W dwóch odmiennych nastrojach wypowiadali się po meczu szkoleniowcy obu ekip.
Bogdan Jóźwiak (trener Lechii): Na pewno wszyscy jesteśmy zawiedzeni. Liczyliśmy na więcej w tym spotkaniu. Dziękuje drużynie, że walczyła do końca. Zabrakło nam w tym meczu detali, tego co jest najważniejsze w piłce, straciliśmy bramkę bez akcji. Nie możemy tak tracić goli. Był to indywidualny błąd. Taka bramka w zespołem jak Sokół nie miała prawa wpaść. To nam lekko podcięło skrzydła. Dodatkowo paru zawodników złapało kontuzje za sprawą twardej, agresywnej gry Sokoła. Musieliśmy poprzestawiać ten zespół. Uważam, że gola na 2:1 zdobyliśmy prawidłowo. Sędzia główny stojąc pięć metrów od akcji uznał gola, a sędzia boczny podjął inną decyzję i zabrał nam tlen. Byłoby 2:1, piętnaście minut do końca, różnie się mogło zdarzyć. Niestety przegraliśmy to spotkanie i z pewnością będziemy musieli się zebrać przed kolejnym meczem.

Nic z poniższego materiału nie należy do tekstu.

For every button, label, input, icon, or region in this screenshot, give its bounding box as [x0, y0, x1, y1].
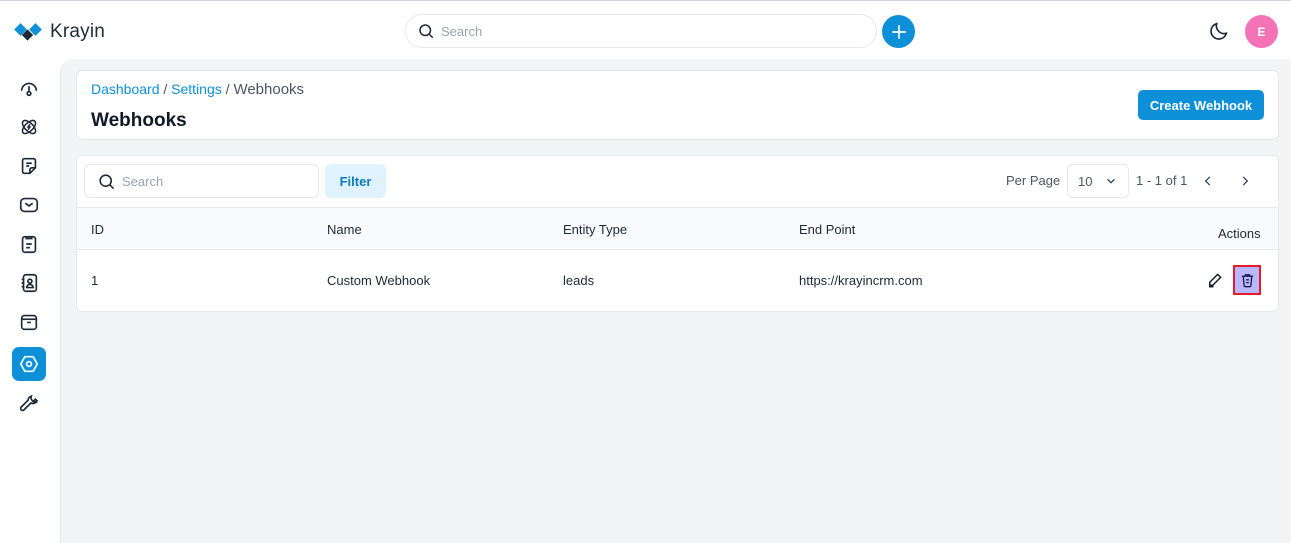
edit-button[interactable] [1201, 265, 1229, 295]
sidebar [0, 59, 60, 543]
datagrid-search[interactable] [84, 164, 319, 198]
breadcrumb: Dashboard / Settings / Webhooks [91, 81, 304, 98]
sidebar-item-quotes[interactable] [12, 149, 46, 183]
moon-icon [1210, 22, 1228, 40]
cell-id: 1 [91, 273, 99, 288]
krayin-logo-icon [14, 23, 42, 41]
column-header-name[interactable]: Name [327, 222, 362, 237]
column-header-entity-type[interactable]: Entity Type [563, 222, 627, 237]
sidebar-item-configuration[interactable] [12, 386, 46, 420]
dark-mode-toggle[interactable] [1208, 20, 1230, 42]
global-search-input[interactable] [441, 23, 821, 39]
chevron-down-icon [1107, 178, 1116, 184]
page-title: Webhooks [91, 110, 187, 131]
create-webhook-button[interactable]: Create Webhook [1138, 90, 1264, 120]
quick-create-button[interactable] [882, 15, 915, 48]
top-header: Krayin E [0, 4, 1291, 59]
archive-box-icon [20, 314, 38, 331]
pagination-info: 1 - 1 of 1 [1136, 173, 1188, 188]
breadcrumb-dashboard[interactable]: Dashboard [91, 81, 160, 97]
datagrid-search-input[interactable] [122, 173, 302, 189]
search-icon [99, 173, 115, 189]
cell-end-point: https://krayincrm.com [799, 273, 923, 288]
hexagon-settings-icon [19, 355, 39, 373]
gauge-icon [20, 82, 38, 97]
per-page-select[interactable]: 10 [1067, 164, 1129, 198]
user-avatar[interactable]: E [1245, 15, 1278, 48]
per-page-label: Per Page [1006, 173, 1061, 188]
column-header-actions: Actions [1218, 226, 1261, 241]
sidebar-item-settings[interactable] [12, 347, 46, 381]
wrench-icon [19, 394, 39, 412]
breadcrumb-current: Webhooks [233, 81, 305, 98]
chevron-right-icon [1242, 176, 1249, 186]
table-header: ID Name Entity Type End Point Actions [77, 207, 1278, 250]
atom-icon [21, 119, 37, 135]
breadcrumb-settings[interactable]: Settings [171, 81, 222, 97]
per-page-value: 10 [1078, 173, 1093, 189]
trash-icon [1241, 273, 1253, 287]
pencil-icon [1209, 273, 1222, 288]
mail-icon [19, 197, 39, 213]
sidebar-item-leads[interactable] [12, 110, 46, 144]
column-header-end-point[interactable]: End Point [799, 222, 855, 237]
column-header-id[interactable]: ID [91, 222, 104, 237]
sidebar-item-activities[interactable] [12, 227, 46, 261]
sidebar-item-dashboard[interactable] [12, 71, 46, 105]
cell-name: Custom Webhook [327, 273, 431, 288]
search-icon [419, 24, 434, 39]
clipboard-icon [21, 235, 37, 254]
next-page-button[interactable] [1235, 171, 1255, 191]
global-search[interactable] [405, 14, 877, 48]
chevron-left-icon [1204, 176, 1211, 186]
cell-entity-type: leads [563, 273, 595, 288]
sidebar-item-contacts[interactable] [12, 266, 46, 300]
contact-book-icon [21, 273, 38, 293]
page-header-card: Dashboard / Settings / Webhooks Webhooks… [76, 70, 1279, 140]
main-content: Dashboard / Settings / Webhooks Webhooks… [60, 59, 1291, 543]
breadcrumb-separator: / [163, 81, 168, 97]
note-icon [21, 157, 37, 175]
delete-button[interactable] [1233, 265, 1261, 295]
breadcrumb-separator: / [225, 81, 230, 97]
previous-page-button[interactable] [1198, 171, 1218, 191]
app-name: Krayin [50, 21, 106, 42]
table-row: 1 Custom Webhook leads https://krayincrm… [77, 250, 1278, 311]
app-logo[interactable]: Krayin [14, 21, 105, 43]
sidebar-item-mail[interactable] [12, 188, 46, 222]
sidebar-item-products[interactable] [12, 305, 46, 339]
plus-icon [891, 24, 906, 39]
webhooks-datagrid: Filter Per Page 10 1 - 1 of 1 ID Name En… [76, 155, 1279, 312]
filter-button[interactable]: Filter [325, 164, 386, 198]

Piotr Kupka (trener Sokoła): Jesteśmy w pełni zadowoleni, wygraliśmy na boisku bardzo dobrej drużyny. Mecz był dość wyrównany. Pierwsza połowa to były takie piłkarskie szachy. W przerwie zamieniliśmy kilka zdań z trenerem Bogdanem i byliśmy przekonani, że w drugiej połowie, gra będzie wyglądała całkowicie inaczej, będzie więcej miejsca na boisku, a gra będzie atrakcyjniejsza dla kibiców. Tak też faktycznie było. Strzeliliśmy dwie bramki i obroniliśmy się przed atakami Lechii. Szczególnie udało nam się dzielnie rywalizować w powietrzu, gdyż Lechia przeważała nas warunkami fizycznymi i tego też się bardzo obawialiśmy, aby nie stracić gola po jakimś stałym fragmencie gry. Cieszymy się i jesteśmy cały czas z przodu.